My name is Ali, I’m a research assistant at South Bank University. There’s all of these arts organisations that exist within the South… along the South Bank and bank side, and the idea was that they would broker partnerships between the arts organisations and the young people within the communities, and our job is really just to interview those young people who have been involved in the placements. A general week for me is I come into the office, I do administrative duties like sending out emails, trying to contact people about organising interviews with young people and also the project leaders.
The bits that I don’t enjoy are the fact that I have to work on my own a lot. My boss always says it is important I can work autonomously. Although he’s always on hand for support, it would be really nice to have colleagues. I really miss that. It’s quite lonely. I sort of get home and mum will ring, or a friend will ring, and I’m like ‘Wow, I haven’t spoken to anyone all day,’ and I’m just like ‘la la la’.
I never took school seriously. I didn’t realise how important it was. For me school was much more about figuring out myself, and about making friends and developing my social skills, and that’s certainly what it did for me. I was really bullied at primary school. When I went to secondary school, I was so keen not for what happened to me at primary school to happen to me again, and to be kind of popular and stuff, that I just didn’t pay much attention to what I should have been paying attention to at school. I was much more keen in getting people to like me and not being kind of the bottom of the pile. That was just… My school years were just dominated with that, with my social life and that sort of stuff. I don’t remember anything from school, nothing that I learnt.

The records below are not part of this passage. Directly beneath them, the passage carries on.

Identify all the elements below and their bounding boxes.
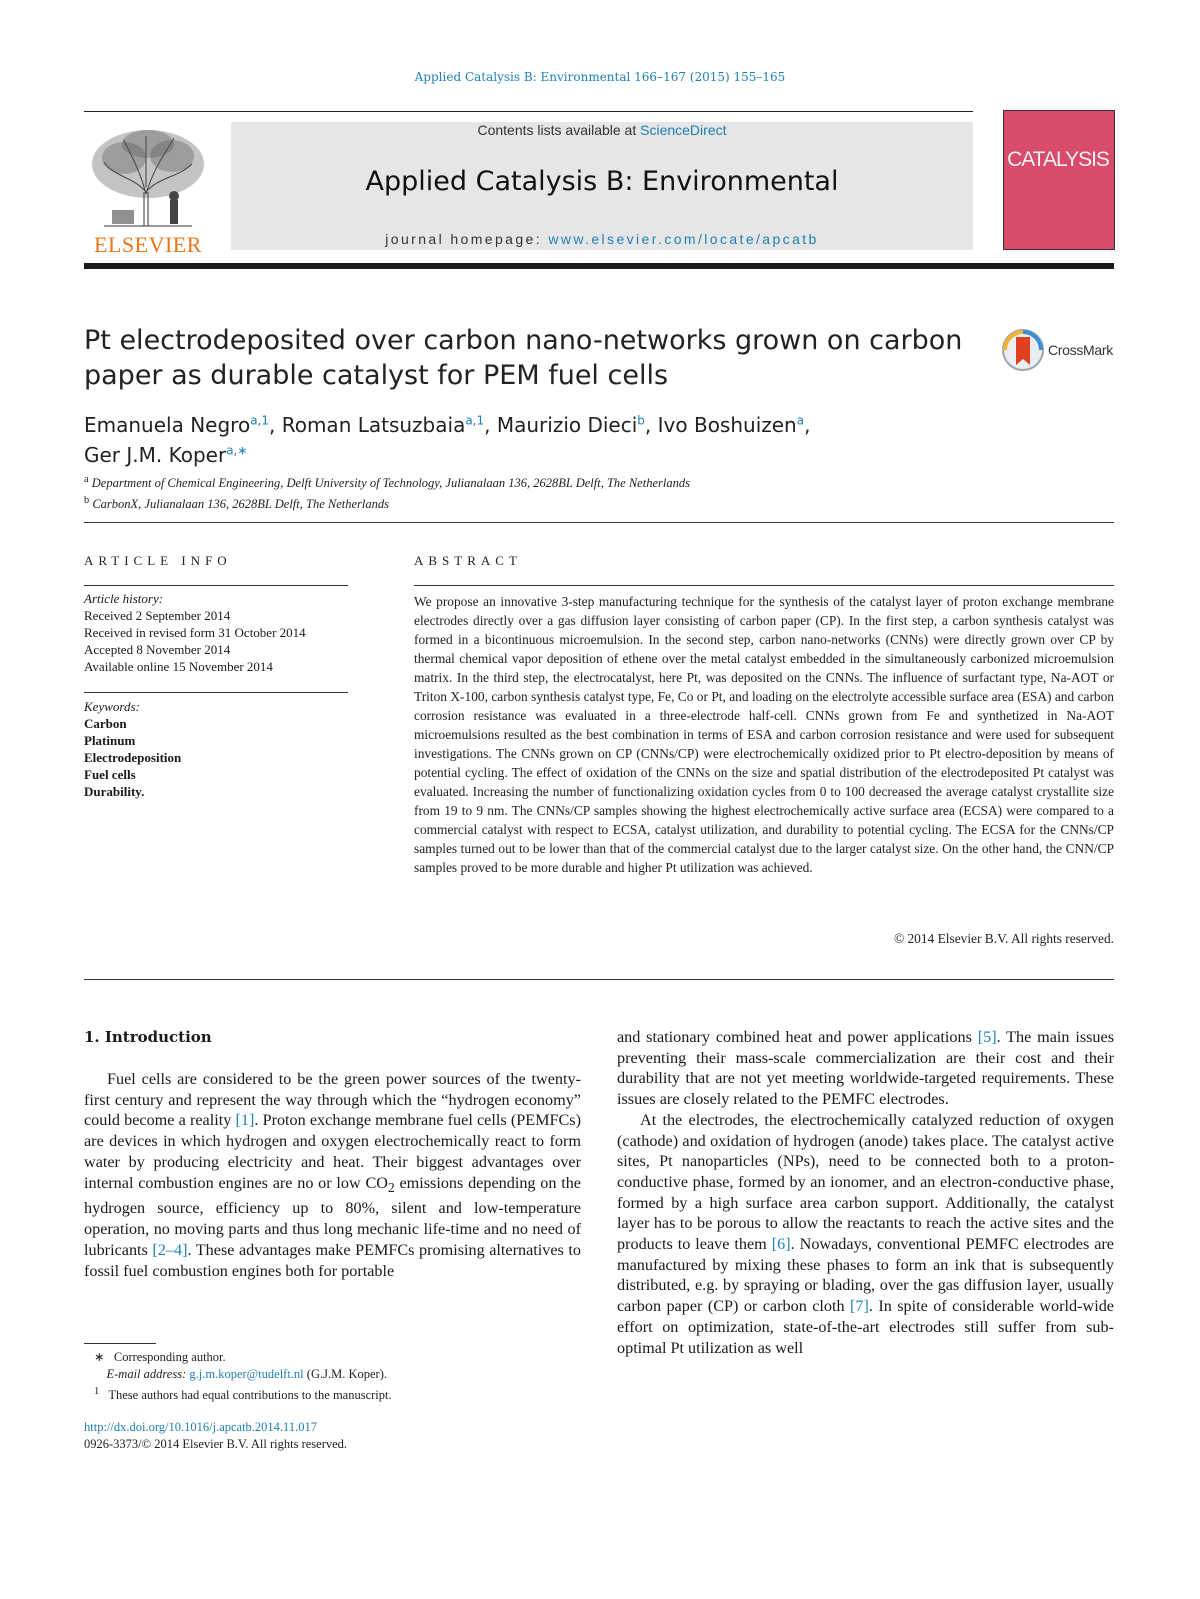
affiliation-b: $^b$ CarbonX, Julianalaan 136, 2628BL Delft, The Netherlands bbox=[84, 495, 389, 512]
citation-link[interactable]: [1] bbox=[235, 1111, 255, 1130]
elsevier-wordmark: ELSEVIER bbox=[94, 232, 202, 257]
footnote-corresponding: ∗ Corresponding author. bbox=[94, 1350, 226, 1364]
journal-citation[interactable]: Applied Catalysis B: Environmental 166–167 (2015) 155–165 bbox=[414, 70, 786, 84]
abstract-heading: ABSTRACT bbox=[414, 553, 522, 568]
citation-link[interactable]: [6] bbox=[771, 1235, 791, 1254]
keywords bbox=[84, 698, 348, 800]
citation-link[interactable]: [2–4] bbox=[152, 1240, 188, 1259]
keyword: Electrodeposition bbox=[84, 750, 182, 765]
contents-prefix: Contents lists available at bbox=[477, 122, 641, 138]
author-affiliation-marker[interactable]: a,1 bbox=[250, 413, 269, 427]
crossmark-icon[interactable] bbox=[1001, 328, 1045, 372]
citation-link[interactable]: [5] bbox=[977, 1028, 997, 1046]
body-column-left bbox=[84, 1069, 581, 1281]
footnote-rule bbox=[84, 1343, 156, 1344]
keywords-rule bbox=[84, 692, 348, 693]
keyword: Durability. bbox=[84, 784, 145, 799]
history-label: Article history: bbox=[84, 591, 164, 606]
homepage-link[interactable]: www.elsevier.com/locate/apcatb bbox=[548, 231, 819, 247]
paragraph: At the electrodes, the electrochemically catalyzed reduction of oxygen (cathode) and oxidation of hydrogen (anode) takes place. The catalyst active sites, Pt nanoparticles (NPs), need to be connected both to a proton-conductive phase, formed by an ionomer, and an electron-conductive phase, formed by a high surface area carbon support. Additionally, the catalyst layer has to be porous to allow the reactants to reach the active sites and the products to leave them [6]. Nowadays, conventional PEMFC electrodes are manufactured by mixing these phases to form an ink that is subsequently distributed, e.g. by spraying or blading, over the gas diffusion layer, usually carbon paper (CP) or carbon cloth [7]. In spite of considerable world-wide effort on optimization, state-of-the-art electrodes still suffer from sub-optimal Pt utilization as well bbox=[617, 1110, 1114, 1357]
author: Emanuela Negro$^{a,1}$, bbox=[84, 412, 282, 437]
affiliation-rule bbox=[84, 522, 1114, 523]
affiliations bbox=[84, 471, 1084, 513]
article-title: Pt electrodeposited over carbon nano-networks grown on carbon paper as durable catalyst for PEM fuel cells bbox=[84, 325, 963, 391]
history-received: Received 2 September 2014 bbox=[84, 608, 231, 623]
article-history bbox=[84, 590, 348, 675]
article-info-heading: ARTICLE INFO bbox=[84, 553, 232, 568]
section-heading-introduction: 1. Introduction bbox=[84, 1028, 212, 1046]
footnotes bbox=[84, 1349, 584, 1404]
journal-homepage-line bbox=[231, 231, 973, 247]
affiliation-a: $^a$ Department of Chemical Engineering, Delft University of Technology, Julianalaan 136, 2628BL Delft, The Netherlands bbox=[84, 474, 690, 491]
keyword: Platinum bbox=[84, 733, 136, 748]
citation-link[interactable]: [7] bbox=[850, 1297, 869, 1316]
footnote-email: E-mail address: g.j.m.koper@tudelft.nl (G.J.M. Koper). bbox=[106, 1367, 387, 1381]
abstract-rule bbox=[414, 585, 1114, 586]
abstract-text: We propose an innovative 3-step manufacturing technique for the synthesis of the catalyst layer of proton exchange membrane electrodes directly over a gas diffusion layer consisting of carbon paper (CP). In the first step, a carbon synthesis catalyst was formed in a bicontinuous microemulsion. In the second step, carbon nano-networks (CNNs) were directly grown over CP by thermal chemical vapor deposition of ethene over the metal catalyst embedded in the simultaneously carbonized microemulsion matrix. In the third step, the electrocatalyst, here Pt, was deposited on the CNNs. The influence of surfactant type, Na-AOT or Triton X-100, carbon synthesis catalyst type, Fe, Co or Pt, and loading on the electrolyte accessible surface area (ESA) and carbon corrosion resistance was evaluated in a three-electrode half-cell. CNNs grown from Fe and synthetized in Na-AOT microemulsions resulted as the best combination in terms of ESA and carbon corrosion resistance and were used for subsequent investigations. The CNNs grown on CP (CNNs/CP) were electrochemically oxidized prior to Pt electro-deposition by means of potential cycling. The effect of oxidation of the CNNs on the size and spatial distribution of the electrodeposited Pt catalyst was evaluated. Increasing the number of functionalizing oxidation cycles from 0 to 100 decreased the average catalyst crystallite size from 19 to 9 nm. The CNNs/CP samples showing the highest electrochemically active surface area (ECSA) were compared to a commercial catalyst with respect to ECSA, catalyst utilization, and durability to potential cycling. The ECSA for the CNNs/CP samples turned out to be lower than that of the commercial catalyst due to the larger catalyst size. On the other hand, the CNN/CP samples proved to be more durable and higher Pt utilization was achieved. bbox=[414, 594, 1114, 875]
author: Maurizio Dieci$^b$, bbox=[496, 412, 658, 437]
article-info-rule bbox=[84, 585, 348, 586]
keyword: Fuel cells bbox=[84, 767, 136, 782]
body-rule bbox=[84, 979, 1114, 980]
history-online: Available online 15 November 2014 bbox=[84, 659, 273, 674]
sciencedirect-link[interactable]: ScienceDirect bbox=[640, 122, 727, 138]
author-affiliation-marker[interactable]: a,1 bbox=[465, 413, 485, 427]
author-email-link[interactable]: g.j.m.koper@tudelft.nl bbox=[189, 1367, 304, 1381]
issn-line: 0926-3373/© 2014 Elsevier B.V. All rights reserved. bbox=[84, 1437, 348, 1451]
body-column-right bbox=[617, 1027, 1114, 1358]
footnote-equal-contribution: $^1$ These authors had equal contributions to the manuscript. bbox=[94, 1386, 392, 1403]
author-list bbox=[84, 407, 984, 468]
header-rule bbox=[84, 111, 973, 112]
masthead-rule bbox=[84, 263, 1114, 269]
doi-link[interactable]: http://dx.doi.org/10.1016/j.apcatb.2014.11.017 bbox=[84, 1420, 317, 1434]
author-affiliation-marker[interactable]: a,∗ bbox=[226, 443, 248, 458]
crossmark-label[interactable]: CrossMark bbox=[1048, 342, 1113, 358]
keywords-label: Keywords: bbox=[84, 699, 140, 714]
paragraph: and stationary combined heat and power applications [5]. The main issues preventing their mass-scale commercialization are their cost and their durability that are not yet meeting worldwide-targeted requirements. These issues are closely related to the PEMFC electrodes. bbox=[617, 1028, 1115, 1109]
abstract-copyright: © 2014 Elsevier B.V. All rights reserved. bbox=[893, 931, 1114, 946]
history-accepted: Accepted 8 November 2014 bbox=[84, 642, 231, 657]
author-affiliation-marker[interactable]: a bbox=[796, 413, 805, 427]
journal-cover-thumbnail[interactable] bbox=[1003, 110, 1115, 250]
author-affiliation-marker[interactable]: b bbox=[637, 413, 645, 427]
cover-title: CATALYSIS bbox=[1007, 148, 1109, 171]
doi-block bbox=[84, 1419, 584, 1453]
author: Ger J.M. Koper$^{a,∗}$ bbox=[84, 443, 248, 468]
author: Roman Latsuzbaia$^{a,1}$, bbox=[281, 412, 497, 437]
paragraph: Fuel cells are considered to be the green power sources of the twenty-first century and represent the way through which the “hydrogen economy” could become a reality [1]. Proton exchange membrane fuel cells (PEMFCs) are devices in which hydrogen and oxygen electrochemically react to form water by producing electricity and heat. Their biggest advantages over internal combustion engines are no or low $CO_2$ emissions depending on the hydrogen source, efficiency up to 80%, silent and low-temperature operation, no moving parts and thus long mechanic life-time and no need of lubricants [2–4]. These advantages make PEMFCs promising alternatives to fossil fuel combustion engines both for portable bbox=[84, 1070, 581, 1280]
journal-title: Applied Catalysis B: Environmental bbox=[365, 166, 839, 197]
homepage-label: journal homepage: bbox=[385, 231, 549, 247]
contents-line bbox=[231, 122, 973, 138]
author: Ivo Boshuizen$^a$, bbox=[657, 412, 811, 437]
keyword: Carbon bbox=[84, 716, 127, 731]
history-revised: Received in revised form 31 October 2014 bbox=[84, 625, 306, 640]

I was desperate to leave school, and I was desperate to work, and I wanted to… Well, I wanted to be a mum, actually. I just wanted to be a housewife. And then I thought ‘No, that’s not going to work because I need to make money. I’m going to be too young when I leave school, so I’m going to have to get a job of some sort.’ So I thought that I wanted to go into childcare. I just loved children and I thought I wanted to go into childcare. My mum was a nanny, as well, so I thought maybe that’s what I’d like to do. And then I got my GCSE results and I got an A in art, so I was like ‘okay, maybe I’m good at that,’ and my art teacher, she was always very encouraging and I think she felt that she was the one teacher who could kind of engage me in that sort of thing, so she was always really kind to me and we had quite a good relationship, and she encouraged me to go to college to do art, so I did BTEC in general art and design.

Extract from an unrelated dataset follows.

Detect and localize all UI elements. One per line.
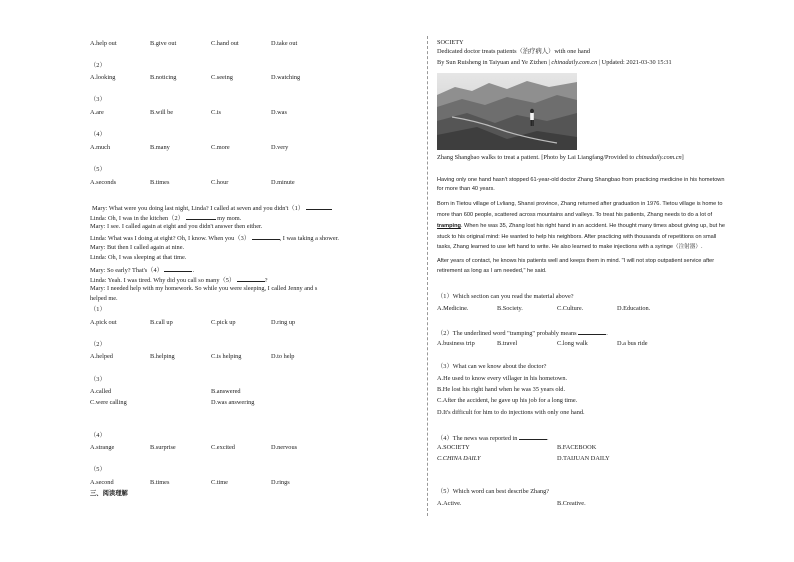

I never thought when I was younger that I wanted to go to uni, but I never really thought that I didn’t either. There wasn’t much thought in it. It was very much a process of just grownups telling me what to do really. I didn’t think about what would make me really happy, I just went the kind of conventional route.
If I could do anything, what I’d love to do would be to set up centres, kind of like community centres, I suppose, and have one in each major area of London – North, South, East and West – and they’re kind of like networks really to bridge gaps between kind of industry, between public and private sector, between cultural and arts organisations, and then just to kind of act as the resource for people from the community to tap into.

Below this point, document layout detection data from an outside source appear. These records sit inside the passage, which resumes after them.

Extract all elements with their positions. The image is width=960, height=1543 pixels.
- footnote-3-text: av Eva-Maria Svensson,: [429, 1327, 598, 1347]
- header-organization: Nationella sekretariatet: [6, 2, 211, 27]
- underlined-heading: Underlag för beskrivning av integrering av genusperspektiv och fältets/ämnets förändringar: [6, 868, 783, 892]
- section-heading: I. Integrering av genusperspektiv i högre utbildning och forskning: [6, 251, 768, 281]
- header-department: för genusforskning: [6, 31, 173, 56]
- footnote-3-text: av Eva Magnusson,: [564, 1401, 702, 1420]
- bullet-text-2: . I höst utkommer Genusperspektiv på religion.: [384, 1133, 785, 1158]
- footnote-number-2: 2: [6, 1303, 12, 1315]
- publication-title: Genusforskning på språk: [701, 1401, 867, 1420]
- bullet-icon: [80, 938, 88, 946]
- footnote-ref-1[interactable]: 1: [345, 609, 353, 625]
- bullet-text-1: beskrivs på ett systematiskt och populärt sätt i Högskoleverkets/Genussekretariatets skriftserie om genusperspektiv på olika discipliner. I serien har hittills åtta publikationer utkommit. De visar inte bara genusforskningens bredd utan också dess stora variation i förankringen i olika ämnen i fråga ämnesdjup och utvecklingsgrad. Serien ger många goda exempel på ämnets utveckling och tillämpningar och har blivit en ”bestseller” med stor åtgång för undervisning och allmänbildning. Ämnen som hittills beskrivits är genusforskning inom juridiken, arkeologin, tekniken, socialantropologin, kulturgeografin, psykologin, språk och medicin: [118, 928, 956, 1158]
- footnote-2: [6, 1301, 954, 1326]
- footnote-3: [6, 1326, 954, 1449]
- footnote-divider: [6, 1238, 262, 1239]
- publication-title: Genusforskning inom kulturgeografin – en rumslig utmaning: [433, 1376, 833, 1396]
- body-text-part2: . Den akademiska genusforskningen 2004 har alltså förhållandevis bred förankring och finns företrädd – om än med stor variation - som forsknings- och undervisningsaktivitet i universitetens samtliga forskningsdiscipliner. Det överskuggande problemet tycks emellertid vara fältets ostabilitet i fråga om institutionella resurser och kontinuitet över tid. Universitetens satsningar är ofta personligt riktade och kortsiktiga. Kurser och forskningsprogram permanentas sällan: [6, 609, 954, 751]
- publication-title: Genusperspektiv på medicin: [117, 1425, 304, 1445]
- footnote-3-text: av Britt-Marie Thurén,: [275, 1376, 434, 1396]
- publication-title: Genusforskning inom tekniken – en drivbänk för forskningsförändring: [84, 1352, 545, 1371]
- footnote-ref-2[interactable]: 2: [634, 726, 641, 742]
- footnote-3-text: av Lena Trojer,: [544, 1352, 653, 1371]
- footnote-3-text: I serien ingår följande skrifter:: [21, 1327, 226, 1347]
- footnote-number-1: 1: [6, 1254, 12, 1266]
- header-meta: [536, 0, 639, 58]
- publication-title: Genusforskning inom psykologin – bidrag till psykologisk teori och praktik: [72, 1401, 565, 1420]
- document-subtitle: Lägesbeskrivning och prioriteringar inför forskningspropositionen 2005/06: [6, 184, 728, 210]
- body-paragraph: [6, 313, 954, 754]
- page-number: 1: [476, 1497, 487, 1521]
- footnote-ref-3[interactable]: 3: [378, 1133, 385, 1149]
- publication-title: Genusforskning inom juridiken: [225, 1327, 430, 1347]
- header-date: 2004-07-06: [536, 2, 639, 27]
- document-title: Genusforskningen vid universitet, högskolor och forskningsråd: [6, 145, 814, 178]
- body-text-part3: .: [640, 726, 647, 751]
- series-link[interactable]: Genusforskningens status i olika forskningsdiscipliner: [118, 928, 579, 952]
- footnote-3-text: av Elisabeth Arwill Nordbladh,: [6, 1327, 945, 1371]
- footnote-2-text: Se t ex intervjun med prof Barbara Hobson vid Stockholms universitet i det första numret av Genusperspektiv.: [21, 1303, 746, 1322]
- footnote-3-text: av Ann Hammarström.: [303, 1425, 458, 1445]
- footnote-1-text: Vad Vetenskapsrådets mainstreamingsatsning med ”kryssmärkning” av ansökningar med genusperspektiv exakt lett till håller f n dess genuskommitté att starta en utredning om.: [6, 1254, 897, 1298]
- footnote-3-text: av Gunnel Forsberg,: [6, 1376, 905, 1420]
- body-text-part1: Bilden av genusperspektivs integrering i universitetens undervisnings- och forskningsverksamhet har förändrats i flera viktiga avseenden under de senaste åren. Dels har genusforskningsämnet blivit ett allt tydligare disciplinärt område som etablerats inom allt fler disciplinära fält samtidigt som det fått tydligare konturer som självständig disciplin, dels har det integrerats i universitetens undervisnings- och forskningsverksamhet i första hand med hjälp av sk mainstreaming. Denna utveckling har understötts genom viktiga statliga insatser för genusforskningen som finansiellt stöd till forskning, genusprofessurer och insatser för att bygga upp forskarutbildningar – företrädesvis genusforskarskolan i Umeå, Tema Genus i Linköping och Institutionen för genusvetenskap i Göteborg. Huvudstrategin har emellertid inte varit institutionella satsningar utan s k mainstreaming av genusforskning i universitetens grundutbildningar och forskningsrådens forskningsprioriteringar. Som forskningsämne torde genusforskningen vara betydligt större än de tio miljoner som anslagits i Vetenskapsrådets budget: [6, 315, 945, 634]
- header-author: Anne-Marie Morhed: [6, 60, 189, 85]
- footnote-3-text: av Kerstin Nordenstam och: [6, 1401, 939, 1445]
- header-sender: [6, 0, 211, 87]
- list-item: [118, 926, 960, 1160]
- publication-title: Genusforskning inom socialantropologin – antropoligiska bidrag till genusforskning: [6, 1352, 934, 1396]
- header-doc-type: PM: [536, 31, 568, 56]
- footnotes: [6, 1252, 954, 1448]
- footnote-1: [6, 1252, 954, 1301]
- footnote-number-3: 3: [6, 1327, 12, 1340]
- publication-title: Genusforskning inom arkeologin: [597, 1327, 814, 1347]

The book, really, I mean the reason I bought it was because the woman who wrote it, Camilla, I’d read an article about her in my local paper and she was described as like the angel of Peckham, and this book that she’s written is about… is letters that she’s written to young people, apologising to them on behalf of society and areas that has let them down. It really inspires me a lot, like, whenever I’m feeling like I can’t achieve the things that… I do a lot of youth work in my area, as well, and I’ve just set up a youth theatre company. Whenever I’m starting to feel a bit beat about it, I start to read one of her letters and think ‘No, like I’ve got to keep going because there’s a lot of young people out there who need the support.’